|
By the time a candidate for major office steps up to the microphone to officially declare for the seat, everyone already knows his intentions. And the pol rarely does much to liven up the proceedings — usually offering a predictable list of accomplishments and the usual pablum about bringing people together.
But when Lincoln Chafee, the former Republican senator-turned-GOP-apostate, announced his independent campaign for governor January 4, he did something daring. With the state facing a $600 million budget hole, Chafee called for an expansion of the Rhode Island sales tax to cover exempt items like food, clothing, and over-the-counter drugs at a reduced rate of, perhaps, 1 percent.
That’s right — a new tax on groceries and sweaters in the midst of the nation’s worst recession in decades.
“We have to honestly confront the immediate gap between the revenue we take in as a state and what we need to spend to support the services we provide,” he said, “particularly our schools and state colleges.”
Bold stroke of truth-telling leadership or political suicide?
“That’s the $64,000 question,” said Darrell West, a former Brown University political science professor who is now with the Brookings Institution in Washington. “Boldness is something voters love and hate at the same time. They complain about politicians who sit back and do nothing. But they sometimes punish them for bold ideas.”

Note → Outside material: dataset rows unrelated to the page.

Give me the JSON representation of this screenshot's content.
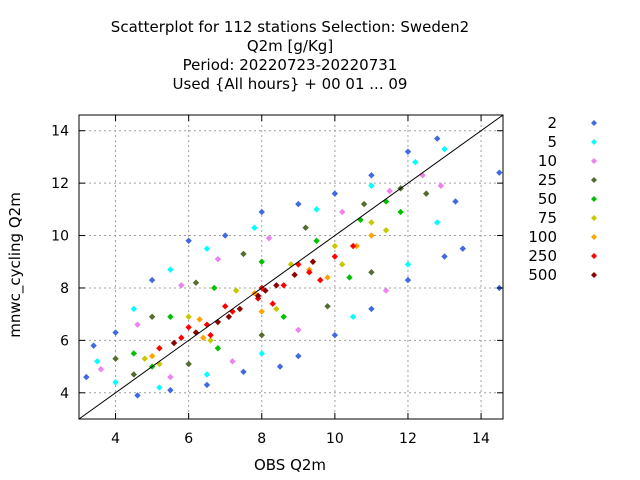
{
  "chart_data": {
    "type": "scatter",
    "title_lines": [
      "Scatterplot for  112 stations Selection: Sweden2",
      "Q2m [g/Kg]",
      "Period: 20220723-20220731",
      "Used {All hours} + 00 01 ... 09"
    ],
    "xlabel": "OBS Q2m",
    "ylabel": "mnwc_cycling Q2m",
    "xlim": [
      3.0,
      14.6
    ],
    "ylim": [
      3.0,
      14.6
    ],
    "xticks": [
      4,
      6,
      8,
      10,
      12,
      14
    ],
    "yticks": [
      4,
      6,
      8,
      10,
      12,
      14
    ],
    "grid": true,
    "diagonal_line": [
      [
        3.0,
        3.0
      ],
      [
        14.6,
        14.6
      ]
    ],
    "legend_position": "right",
    "density_bins": [
      {
        "label": "2",
        "color": "#4169e1"
      },
      {
        "label": "5",
        "color": "#00ffff"
      },
      {
        "label": "10",
        "color": "#ee82ee"
      },
      {
        "label": "25",
        "color": "#556b2f"
      },
      {
        "label": "50",
        "color": "#00c000"
      },
      {
        "label": "75",
        "color": "#c8c800"
      },
      {
        "label": "100",
        "color": "#ffa500"
      },
      {
        "label": "250",
        "color": "#ff0000"
      },
      {
        "label": "500",
        "color": "#8b0000"
      }
    ],
    "points": [
      {
        "x": 3.2,
        "y": 4.6,
        "bin": 0
      },
      {
        "x": 3.4,
        "y": 5.8,
        "bin": 0
      },
      {
        "x": 4.0,
        "y": 6.3,
        "bin": 0
      },
      {
        "x": 4.6,
        "y": 3.9,
        "bin": 0
      },
      {
        "x": 5.5,
        "y": 4.1,
        "bin": 0
      },
      {
        "x": 6.5,
        "y": 4.3,
        "bin": 0
      },
      {
        "x": 7.5,
        "y": 4.8,
        "bin": 0
      },
      {
        "x": 5.0,
        "y": 8.3,
        "bin": 0
      },
      {
        "x": 6.0,
        "y": 9.8,
        "bin": 0
      },
      {
        "x": 7.0,
        "y": 10.0,
        "bin": 0
      },
      {
        "x": 8.0,
        "y": 10.9,
        "bin": 0
      },
      {
        "x": 9.0,
        "y": 11.2,
        "bin": 0
      },
      {
        "x": 10.0,
        "y": 11.6,
        "bin": 0
      },
      {
        "x": 11.0,
        "y": 12.3,
        "bin": 0
      },
      {
        "x": 12.0,
        "y": 13.2,
        "bin": 0
      },
      {
        "x": 12.8,
        "y": 13.7,
        "bin": 0
      },
      {
        "x": 13.3,
        "y": 11.3,
        "bin": 0
      },
      {
        "x": 13.5,
        "y": 9.5,
        "bin": 0
      },
      {
        "x": 14.5,
        "y": 12.4,
        "bin": 0
      },
      {
        "x": 14.5,
        "y": 8.0,
        "bin": 0
      },
      {
        "x": 9.0,
        "y": 5.4,
        "bin": 0
      },
      {
        "x": 10.0,
        "y": 6.2,
        "bin": 0
      },
      {
        "x": 11.0,
        "y": 7.2,
        "bin": 0
      },
      {
        "x": 12.0,
        "y": 8.3,
        "bin": 0
      },
      {
        "x": 13.0,
        "y": 9.2,
        "bin": 0
      },
      {
        "x": 8.5,
        "y": 5.0,
        "bin": 0
      },
      {
        "x": 3.5,
        "y": 5.2,
        "bin": 1
      },
      {
        "x": 4.0,
        "y": 4.4,
        "bin": 1
      },
      {
        "x": 4.5,
        "y": 7.2,
        "bin": 1
      },
      {
        "x": 5.5,
        "y": 8.7,
        "bin": 1
      },
      {
        "x": 6.5,
        "y": 9.5,
        "bin": 1
      },
      {
        "x": 7.8,
        "y": 10.3,
        "bin": 1
      },
      {
        "x": 9.5,
        "y": 11.0,
        "bin": 1
      },
      {
        "x": 11.0,
        "y": 11.9,
        "bin": 1
      },
      {
        "x": 12.2,
        "y": 12.8,
        "bin": 1
      },
      {
        "x": 13.0,
        "y": 13.3,
        "bin": 1
      },
      {
        "x": 12.8,
        "y": 10.5,
        "bin": 1
      },
      {
        "x": 8.0,
        "y": 5.5,
        "bin": 1
      },
      {
        "x": 10.5,
        "y": 6.9,
        "bin": 1
      },
      {
        "x": 6.5,
        "y": 4.7,
        "bin": 1
      },
      {
        "x": 5.2,
        "y": 4.2,
        "bin": 1
      },
      {
        "x": 12.0,
        "y": 8.9,
        "bin": 1
      },
      {
        "x": 3.6,
        "y": 4.9,
        "bin": 2
      },
      {
        "x": 4.6,
        "y": 6.6,
        "bin": 2
      },
      {
        "x": 5.8,
        "y": 8.1,
        "bin": 2
      },
      {
        "x": 6.8,
        "y": 9.1,
        "bin": 2
      },
      {
        "x": 8.2,
        "y": 9.9,
        "bin": 2
      },
      {
        "x": 10.2,
        "y": 10.9,
        "bin": 2
      },
      {
        "x": 11.5,
        "y": 11.7,
        "bin": 2
      },
      {
        "x": 12.4,
        "y": 12.3,
        "bin": 2
      },
      {
        "x": 12.9,
        "y": 11.9,
        "bin": 2
      },
      {
        "x": 9.0,
        "y": 6.4,
        "bin": 2
      },
      {
        "x": 7.2,
        "y": 5.2,
        "bin": 2
      },
      {
        "x": 11.4,
        "y": 7.9,
        "bin": 2
      },
      {
        "x": 5.5,
        "y": 4.6,
        "bin": 2
      },
      {
        "x": 4.0,
        "y": 5.3,
        "bin": 3
      },
      {
        "x": 5.0,
        "y": 6.9,
        "bin": 3
      },
      {
        "x": 6.2,
        "y": 8.2,
        "bin": 3
      },
      {
        "x": 7.5,
        "y": 9.3,
        "bin": 3
      },
      {
        "x": 9.2,
        "y": 10.3,
        "bin": 3
      },
      {
        "x": 10.8,
        "y": 11.2,
        "bin": 3
      },
      {
        "x": 11.8,
        "y": 11.8,
        "bin": 3
      },
      {
        "x": 12.5,
        "y": 11.6,
        "bin": 3
      },
      {
        "x": 8.0,
        "y": 6.2,
        "bin": 3
      },
      {
        "x": 9.8,
        "y": 7.3,
        "bin": 3
      },
      {
        "x": 11.0,
        "y": 8.6,
        "bin": 3
      },
      {
        "x": 6.0,
        "y": 5.1,
        "bin": 3
      },
      {
        "x": 4.5,
        "y": 4.7,
        "bin": 3
      },
      {
        "x": 4.5,
        "y": 5.5,
        "bin": 4
      },
      {
        "x": 5.5,
        "y": 6.9,
        "bin": 4
      },
      {
        "x": 6.7,
        "y": 8.0,
        "bin": 4
      },
      {
        "x": 8.0,
        "y": 9.0,
        "bin": 4
      },
      {
        "x": 9.5,
        "y": 9.8,
        "bin": 4
      },
      {
        "x": 10.7,
        "y": 10.6,
        "bin": 4
      },
      {
        "x": 11.4,
        "y": 11.3,
        "bin": 4
      },
      {
        "x": 11.8,
        "y": 10.9,
        "bin": 4
      },
      {
        "x": 10.4,
        "y": 8.4,
        "bin": 4
      },
      {
        "x": 8.6,
        "y": 6.9,
        "bin": 4
      },
      {
        "x": 6.8,
        "y": 5.7,
        "bin": 4
      },
      {
        "x": 5.0,
        "y": 5.0,
        "bin": 4
      },
      {
        "x": 4.8,
        "y": 5.3,
        "bin": 5
      },
      {
        "x": 6.0,
        "y": 6.9,
        "bin": 5
      },
      {
        "x": 7.3,
        "y": 7.9,
        "bin": 5
      },
      {
        "x": 8.8,
        "y": 8.9,
        "bin": 5
      },
      {
        "x": 10.0,
        "y": 9.6,
        "bin": 5
      },
      {
        "x": 11.0,
        "y": 10.5,
        "bin": 5
      },
      {
        "x": 11.4,
        "y": 10.2,
        "bin": 5
      },
      {
        "x": 10.2,
        "y": 8.9,
        "bin": 5
      },
      {
        "x": 8.4,
        "y": 7.2,
        "bin": 5
      },
      {
        "x": 6.6,
        "y": 6.0,
        "bin": 5
      },
      {
        "x": 5.2,
        "y": 5.1,
        "bin": 5
      },
      {
        "x": 5.0,
        "y": 5.4,
        "bin": 6
      },
      {
        "x": 6.3,
        "y": 6.8,
        "bin": 6
      },
      {
        "x": 7.8,
        "y": 7.8,
        "bin": 6
      },
      {
        "x": 9.3,
        "y": 8.7,
        "bin": 6
      },
      {
        "x": 10.6,
        "y": 9.6,
        "bin": 6
      },
      {
        "x": 11.0,
        "y": 10.0,
        "bin": 6
      },
      {
        "x": 9.8,
        "y": 8.4,
        "bin": 6
      },
      {
        "x": 8.0,
        "y": 7.1,
        "bin": 6
      },
      {
        "x": 6.4,
        "y": 6.1,
        "bin": 6
      },
      {
        "x": 5.2,
        "y": 5.7,
        "bin": 7
      },
      {
        "x": 5.8,
        "y": 6.1,
        "bin": 7
      },
      {
        "x": 6.5,
        "y": 6.6,
        "bin": 7
      },
      {
        "x": 7.2,
        "y": 7.1,
        "bin": 7
      },
      {
        "x": 7.9,
        "y": 7.6,
        "bin": 7
      },
      {
        "x": 8.6,
        "y": 8.1,
        "bin": 7
      },
      {
        "x": 9.3,
        "y": 8.6,
        "bin": 7
      },
      {
        "x": 10.0,
        "y": 9.2,
        "bin": 7
      },
      {
        "x": 10.5,
        "y": 9.6,
        "bin": 7
      },
      {
        "x": 6.0,
        "y": 6.5,
        "bin": 7
      },
      {
        "x": 7.0,
        "y": 7.3,
        "bin": 7
      },
      {
        "x": 8.0,
        "y": 8.0,
        "bin": 7
      },
      {
        "x": 9.0,
        "y": 8.9,
        "bin": 7
      },
      {
        "x": 6.6,
        "y": 6.2,
        "bin": 7
      },
      {
        "x": 8.3,
        "y": 7.4,
        "bin": 7
      },
      {
        "x": 9.6,
        "y": 8.3,
        "bin": 7
      },
      {
        "x": 5.6,
        "y": 5.9,
        "bin": 8
      },
      {
        "x": 6.2,
        "y": 6.3,
        "bin": 8
      },
      {
        "x": 6.8,
        "y": 6.7,
        "bin": 8
      },
      {
        "x": 7.4,
        "y": 7.2,
        "bin": 8
      },
      {
        "x": 7.9,
        "y": 7.7,
        "bin": 8
      },
      {
        "x": 8.4,
        "y": 8.1,
        "bin": 8
      },
      {
        "x": 8.9,
        "y": 8.5,
        "bin": 8
      },
      {
        "x": 9.4,
        "y": 9.0,
        "bin": 8
      },
      {
        "x": 7.1,
        "y": 6.9,
        "bin": 8
      },
      {
        "x": 8.1,
        "y": 7.9,
        "bin": 8
      }
    ]
  }
}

Indeed, the track record for candidates who propose a tax hike during a campaign is not all that good. Chafee’s own father, a three-term governor, lost his 1968 bid for re-election to Democrat Frank Licht after proposing a state income tax.

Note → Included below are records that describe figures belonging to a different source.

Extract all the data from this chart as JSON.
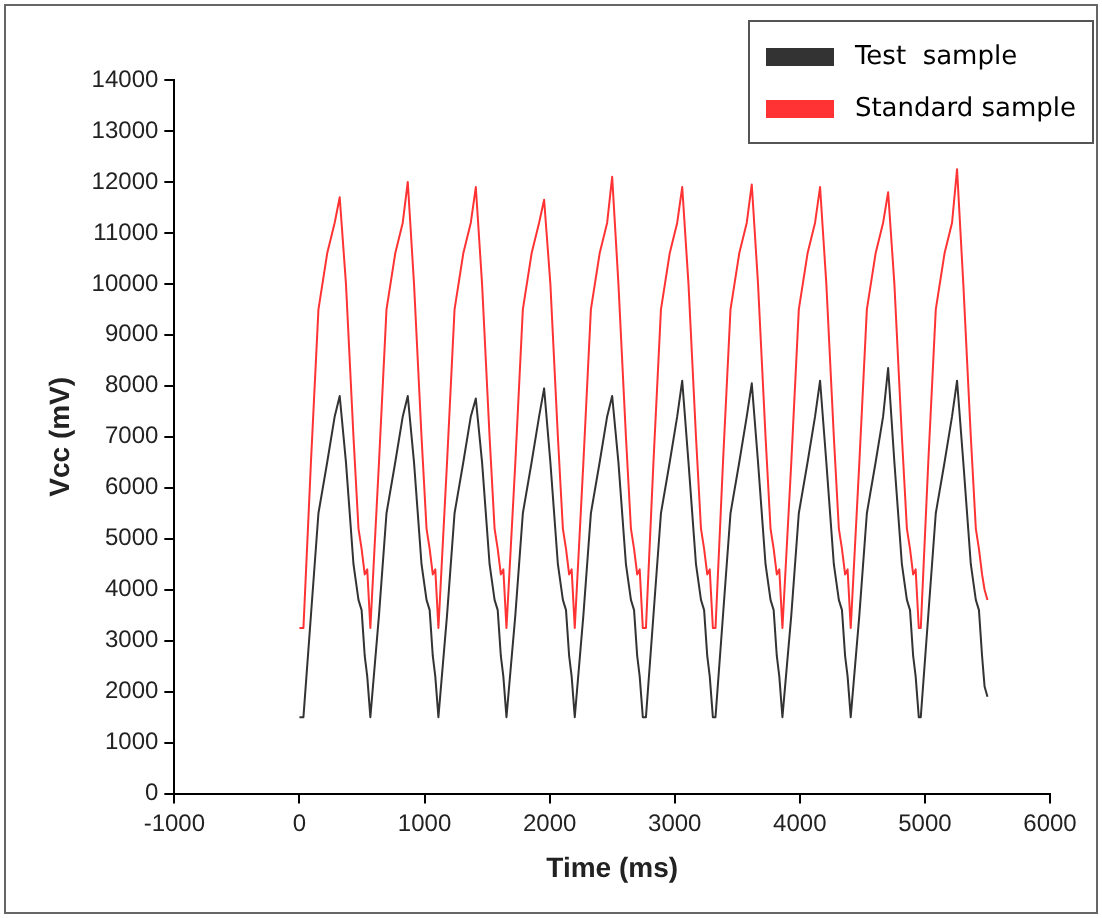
{
  "chart_data": {
    "type": "line",
    "xlabel": "Time (ms)",
    "ylabel": "Vcc (mV)",
    "xlim": [
      -1000,
      6000
    ],
    "xticks": [
      -1000,
      0,
      1000,
      2000,
      3000,
      4000,
      5000,
      6000
    ],
    "ylim": [
      0,
      14000
    ],
    "yticks": [
      0,
      1000,
      2000,
      3000,
      4000,
      5000,
      6000,
      7000,
      8000,
      9000,
      10000,
      11000,
      12000,
      13000,
      14000
    ],
    "grid": false,
    "legend": "top right",
    "marker": "none",
    "line_style": "solid",
    "x": [
      0,
      32,
      92,
      152,
      222,
      282,
      322,
      372,
      432,
      472,
      497,
      522,
      542,
      567,
      576,
      636,
      696,
      766,
      826,
      866,
      916,
      976,
      1016,
      1041,
      1066,
      1086,
      1111,
      1120,
      1180,
      1240,
      1310,
      1370,
      1410,
      1460,
      1520,
      1560,
      1585,
      1610,
      1630,
      1655,
      1666,
      1726,
      1786,
      1856,
      1916,
      1956,
      2006,
      2066,
      2106,
      2131,
      2156,
      2176,
      2201,
      2210,
      2270,
      2330,
      2400,
      2460,
      2500,
      2550,
      2610,
      2650,
      2675,
      2700,
      2720,
      2745,
      2770,
      2830,
      2890,
      2960,
      3020,
      3060,
      3110,
      3170,
      3210,
      3235,
      3260,
      3280,
      3305,
      3326,
      3386,
      3446,
      3516,
      3576,
      3616,
      3666,
      3726,
      3766,
      3791,
      3816,
      3836,
      3861,
      3872,
      3932,
      3992,
      4062,
      4122,
      4162,
      4212,
      4272,
      4312,
      4337,
      4362,
      4382,
      4407,
      4416,
      4476,
      4536,
      4606,
      4666,
      4706,
      4756,
      4816,
      4856,
      4881,
      4906,
      4926,
      4951,
      4967,
      5027,
      5087,
      5157,
      5217,
      5257,
      5307,
      5367,
      5407,
      5432,
      5457,
      5477,
      5500
    ],
    "series": [
      {
        "name": "Test  sample",
        "color": "#333333",
        "values": [
          1500,
          1500,
          3500,
          5500,
          6500,
          7400,
          7800,
          6500,
          4500,
          3800,
          3600,
          2700,
          2300,
          1500,
          1500,
          3500,
          5500,
          6500,
          7400,
          7800,
          6500,
          4500,
          3800,
          3600,
          2700,
          2300,
          1500,
          1500,
          3500,
          5500,
          6500,
          7400,
          7750,
          6500,
          4500,
          3800,
          3600,
          2700,
          2300,
          1500,
          1500,
          3500,
          5500,
          6500,
          7400,
          7950,
          6500,
          4500,
          3800,
          3600,
          2700,
          2300,
          1500,
          1500,
          3500,
          5500,
          6500,
          7400,
          7800,
          6500,
          4500,
          3800,
          3600,
          2700,
          2300,
          1500,
          1500,
          3500,
          5500,
          6500,
          7400,
          8100,
          6500,
          4500,
          3800,
          3600,
          2700,
          2300,
          1500,
          1500,
          3500,
          5500,
          6500,
          7400,
          8050,
          6500,
          4500,
          3800,
          3600,
          2700,
          2300,
          1500,
          1500,
          3500,
          5500,
          6500,
          7400,
          8100,
          6500,
          4500,
          3800,
          3600,
          2700,
          2300,
          1500,
          1500,
          3500,
          5500,
          6500,
          7400,
          8350,
          6500,
          4500,
          3800,
          3600,
          2700,
          2300,
          1500,
          1500,
          3500,
          5500,
          6500,
          7400,
          8100,
          6500,
          4500,
          3800,
          3600,
          2700,
          2100,
          1900
        ]
      },
      {
        "name": "Standard sample",
        "color": "#ff3333",
        "values": [
          3250,
          3250,
          6500,
          9500,
          10600,
          11200,
          11700,
          10000,
          7000,
          5200,
          4800,
          4300,
          4400,
          3250,
          3250,
          6500,
          9500,
          10600,
          11200,
          12000,
          10000,
          7000,
          5200,
          4800,
          4300,
          4400,
          3250,
          3250,
          6500,
          9500,
          10600,
          11200,
          11900,
          10000,
          7000,
          5200,
          4800,
          4300,
          4400,
          3250,
          3250,
          6500,
          9500,
          10600,
          11200,
          11650,
          10000,
          7000,
          5200,
          4800,
          4300,
          4400,
          3250,
          3250,
          6500,
          9500,
          10600,
          11200,
          12100,
          10000,
          7000,
          5200,
          4800,
          4300,
          4400,
          3250,
          3250,
          6500,
          9500,
          10600,
          11200,
          11900,
          10000,
          7000,
          5200,
          4800,
          4300,
          4400,
          3250,
          3250,
          6500,
          9500,
          10600,
          11200,
          11950,
          10000,
          7000,
          5200,
          4800,
          4300,
          4400,
          3250,
          3250,
          6500,
          9500,
          10600,
          11200,
          11900,
          10000,
          7000,
          5200,
          4800,
          4300,
          4400,
          3250,
          3250,
          6500,
          9500,
          10600,
          11200,
          11800,
          10000,
          7000,
          5200,
          4800,
          4300,
          4400,
          3250,
          3250,
          6500,
          9500,
          10600,
          11200,
          12250,
          10000,
          7000,
          5200,
          4800,
          4300,
          4000,
          3800
        ]
      }
    ]
  }
}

And 16 years later, Walter Mondale accepted the Democratic nomination for president with this bit of risky rhetoric: “Let’s tell the truth,” he said. “Mr. Reagan will raise taxes, and so will I. He won’t tell you. I just did.”
Mondale carried exactly one state in the 1984 election.

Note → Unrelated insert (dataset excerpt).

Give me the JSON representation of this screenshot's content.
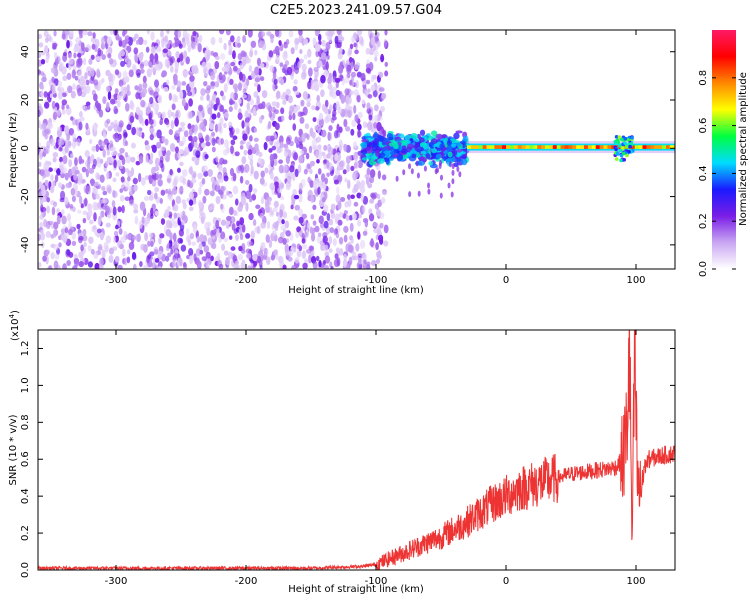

Lincoln Chafee, in an interview with the Phoenix after his announcement, acknowledged the political risk in his sales tax proposal. “I know it’s hazardous territory,” he said.
Indeed, Chafee said he had written a version of his announcement speech that did not include the idea. But he changed his mind about a week before the speech after yet another meeting with Rhode Islanders asking for concrete solutions to the state’s paralyzing fiscal troubles. “My goal is to say what I think is best for Rhode Island and take the consequences,” he said.
West, of the Brookings Institution, said Chafee may have some reason to believe his gamble will pay off. “If there’s ever a time the voters would reward boldness, now is the time,” he said.
And there are some tactical benefits, too. The announcement reinforces Chafee’s image as a genuine straight-talker who is not beholden to political consultants. Maureen Moakley, a political science professor at the University of Rhode Island, said the proposal puts Chafee out front on the looming tax question and places pressure on his rivals, Democrats Frank Caprio and Patrick Lynch, to offer up concrete plans.
And as one longtime political observer suggested, the idea should help Chafee in his high stakes fight with Lynch over support from organized labor. More revenue for the state should mean less pressure on the legislature to cut public employees’ jobs and benefits. The proposal could appeal to middle-class suburban voters, too: Chafee is pitching the sales tax expansion as an alternative to property tax hikes.
But Chafee’s idea could get lost in the forthcoming debate over Governor Carcieri’s proposed “net receipts tax,” a new levy on business that would lead to the elimination of one other Rhode Island tax — the corporate income tax, sales tax, or personal income tax. And, for now, the candidate’s proposal presents a tempting target for his opponents.
Indeed, the Democrats and Republicans are already taking their shots, hopeful that Chafee’s candidacy will go the way of his father’s some four decades ago.